Background · context and trade-offs
The pattern is the first thing the Anthropic taxonomy reaches for when a task can be split cleanly. The trade is latency for accuracy: two or three smaller prompts produce more dependable answers than one heroic prompt that has to plan, retrieve, draft, and proofread inside one inference. Structured output earns the chain its reliability — each stage emits JSON or some other parseable shape so the next stage receives an object, not a paragraph, and the seams stay machine-readable. Without the gates, errors at stage one quietly ride through the rest of the chain.

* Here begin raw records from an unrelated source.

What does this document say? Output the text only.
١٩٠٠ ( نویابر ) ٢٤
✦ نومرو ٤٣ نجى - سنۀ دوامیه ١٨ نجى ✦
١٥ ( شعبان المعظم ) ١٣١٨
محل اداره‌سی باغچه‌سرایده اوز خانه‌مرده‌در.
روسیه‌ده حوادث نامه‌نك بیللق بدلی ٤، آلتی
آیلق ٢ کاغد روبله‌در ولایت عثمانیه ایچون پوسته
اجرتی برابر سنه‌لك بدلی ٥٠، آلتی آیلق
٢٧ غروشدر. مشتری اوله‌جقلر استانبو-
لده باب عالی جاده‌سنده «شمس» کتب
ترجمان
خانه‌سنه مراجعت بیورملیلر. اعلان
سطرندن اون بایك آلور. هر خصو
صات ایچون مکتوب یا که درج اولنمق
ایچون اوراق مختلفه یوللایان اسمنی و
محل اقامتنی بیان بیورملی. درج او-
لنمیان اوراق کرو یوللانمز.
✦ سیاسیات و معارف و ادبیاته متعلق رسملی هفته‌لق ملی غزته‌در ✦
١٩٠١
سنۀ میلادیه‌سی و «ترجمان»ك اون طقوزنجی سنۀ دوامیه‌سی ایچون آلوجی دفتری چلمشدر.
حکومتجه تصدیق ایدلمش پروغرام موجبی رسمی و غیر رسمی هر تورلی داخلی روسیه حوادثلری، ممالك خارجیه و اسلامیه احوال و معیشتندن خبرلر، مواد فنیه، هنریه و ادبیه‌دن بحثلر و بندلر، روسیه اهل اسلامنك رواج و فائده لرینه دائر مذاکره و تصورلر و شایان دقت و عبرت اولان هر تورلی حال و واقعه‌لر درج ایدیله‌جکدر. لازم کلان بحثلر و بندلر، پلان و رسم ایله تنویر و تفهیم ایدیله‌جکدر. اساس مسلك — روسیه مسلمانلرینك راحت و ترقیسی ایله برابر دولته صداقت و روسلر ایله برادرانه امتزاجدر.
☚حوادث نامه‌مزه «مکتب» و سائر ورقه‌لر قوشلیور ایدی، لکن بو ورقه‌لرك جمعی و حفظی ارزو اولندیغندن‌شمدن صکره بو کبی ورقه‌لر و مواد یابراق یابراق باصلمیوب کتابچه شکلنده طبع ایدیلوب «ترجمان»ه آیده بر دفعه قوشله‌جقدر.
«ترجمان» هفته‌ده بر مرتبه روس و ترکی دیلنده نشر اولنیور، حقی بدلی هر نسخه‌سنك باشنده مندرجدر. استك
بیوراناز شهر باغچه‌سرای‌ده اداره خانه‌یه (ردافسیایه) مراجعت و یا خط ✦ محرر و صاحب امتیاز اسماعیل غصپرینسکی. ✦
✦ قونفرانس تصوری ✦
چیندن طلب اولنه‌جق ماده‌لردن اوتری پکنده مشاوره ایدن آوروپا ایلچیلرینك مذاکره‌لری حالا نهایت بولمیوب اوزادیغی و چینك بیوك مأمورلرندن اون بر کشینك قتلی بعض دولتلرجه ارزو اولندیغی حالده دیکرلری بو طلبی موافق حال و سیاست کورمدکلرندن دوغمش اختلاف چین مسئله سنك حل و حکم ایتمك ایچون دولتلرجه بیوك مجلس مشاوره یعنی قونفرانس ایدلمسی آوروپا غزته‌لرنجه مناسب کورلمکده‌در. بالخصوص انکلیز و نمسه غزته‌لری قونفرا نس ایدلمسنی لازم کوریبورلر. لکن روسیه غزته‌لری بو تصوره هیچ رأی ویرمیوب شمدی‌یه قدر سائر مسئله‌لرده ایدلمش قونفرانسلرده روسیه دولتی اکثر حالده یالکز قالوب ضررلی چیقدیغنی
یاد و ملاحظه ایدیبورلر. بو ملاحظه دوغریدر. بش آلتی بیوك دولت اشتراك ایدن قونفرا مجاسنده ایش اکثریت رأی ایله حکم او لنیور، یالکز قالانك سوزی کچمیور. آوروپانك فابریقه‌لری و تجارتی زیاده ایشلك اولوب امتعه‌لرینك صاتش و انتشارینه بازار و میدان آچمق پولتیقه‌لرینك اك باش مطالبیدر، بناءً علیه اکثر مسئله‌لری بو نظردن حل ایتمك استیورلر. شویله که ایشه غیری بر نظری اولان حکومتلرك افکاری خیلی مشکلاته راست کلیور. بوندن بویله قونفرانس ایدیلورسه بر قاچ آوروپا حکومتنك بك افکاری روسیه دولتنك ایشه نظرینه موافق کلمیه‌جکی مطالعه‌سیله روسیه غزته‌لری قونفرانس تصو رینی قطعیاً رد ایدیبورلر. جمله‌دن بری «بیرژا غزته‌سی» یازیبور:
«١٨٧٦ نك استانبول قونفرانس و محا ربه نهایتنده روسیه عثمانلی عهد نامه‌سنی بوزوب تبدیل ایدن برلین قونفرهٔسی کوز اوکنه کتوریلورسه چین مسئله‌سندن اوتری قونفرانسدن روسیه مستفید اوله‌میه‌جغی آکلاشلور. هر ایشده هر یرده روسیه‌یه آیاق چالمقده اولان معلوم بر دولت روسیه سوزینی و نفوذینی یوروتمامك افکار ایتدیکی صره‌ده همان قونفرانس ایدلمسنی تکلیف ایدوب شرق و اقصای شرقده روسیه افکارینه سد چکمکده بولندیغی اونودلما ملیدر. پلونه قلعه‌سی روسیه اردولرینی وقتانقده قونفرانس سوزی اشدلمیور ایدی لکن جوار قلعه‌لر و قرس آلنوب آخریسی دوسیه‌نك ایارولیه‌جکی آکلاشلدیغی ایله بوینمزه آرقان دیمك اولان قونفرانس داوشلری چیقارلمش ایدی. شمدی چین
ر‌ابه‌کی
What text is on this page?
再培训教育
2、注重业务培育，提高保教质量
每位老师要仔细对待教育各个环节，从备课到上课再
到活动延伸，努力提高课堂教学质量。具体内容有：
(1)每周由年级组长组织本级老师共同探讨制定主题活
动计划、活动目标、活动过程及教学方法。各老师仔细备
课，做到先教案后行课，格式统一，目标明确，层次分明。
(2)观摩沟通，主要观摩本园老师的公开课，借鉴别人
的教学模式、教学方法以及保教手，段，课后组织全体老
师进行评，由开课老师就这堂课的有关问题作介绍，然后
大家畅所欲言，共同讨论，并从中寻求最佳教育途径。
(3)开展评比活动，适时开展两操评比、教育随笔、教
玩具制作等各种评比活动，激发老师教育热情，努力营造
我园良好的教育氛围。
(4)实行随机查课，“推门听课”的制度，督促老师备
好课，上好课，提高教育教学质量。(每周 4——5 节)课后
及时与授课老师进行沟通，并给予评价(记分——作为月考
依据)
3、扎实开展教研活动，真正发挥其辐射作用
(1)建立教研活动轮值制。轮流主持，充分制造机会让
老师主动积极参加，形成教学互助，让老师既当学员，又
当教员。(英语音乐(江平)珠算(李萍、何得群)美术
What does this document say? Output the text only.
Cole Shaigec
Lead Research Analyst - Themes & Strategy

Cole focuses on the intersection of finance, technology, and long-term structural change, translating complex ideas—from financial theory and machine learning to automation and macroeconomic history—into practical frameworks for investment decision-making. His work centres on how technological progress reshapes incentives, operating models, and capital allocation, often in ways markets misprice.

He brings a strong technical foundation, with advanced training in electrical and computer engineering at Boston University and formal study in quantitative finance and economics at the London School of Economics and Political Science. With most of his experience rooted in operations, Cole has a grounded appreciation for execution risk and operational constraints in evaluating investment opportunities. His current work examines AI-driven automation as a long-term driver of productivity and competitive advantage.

Prompt chaining sits underneath the more elaborate topologies. Routing picks a chain at runtime; parallelization fans out independent stages; orchestrator-workers and ReAct add a planner that the chain itself does not have. The chain is fixed at author time, which is why it ships the soonest and breaks the latest. The cost is editorial debt: when the task changes shape, the seams have to be redrawn by hand, because no part of the chain decides for itself whether the next call is the right one.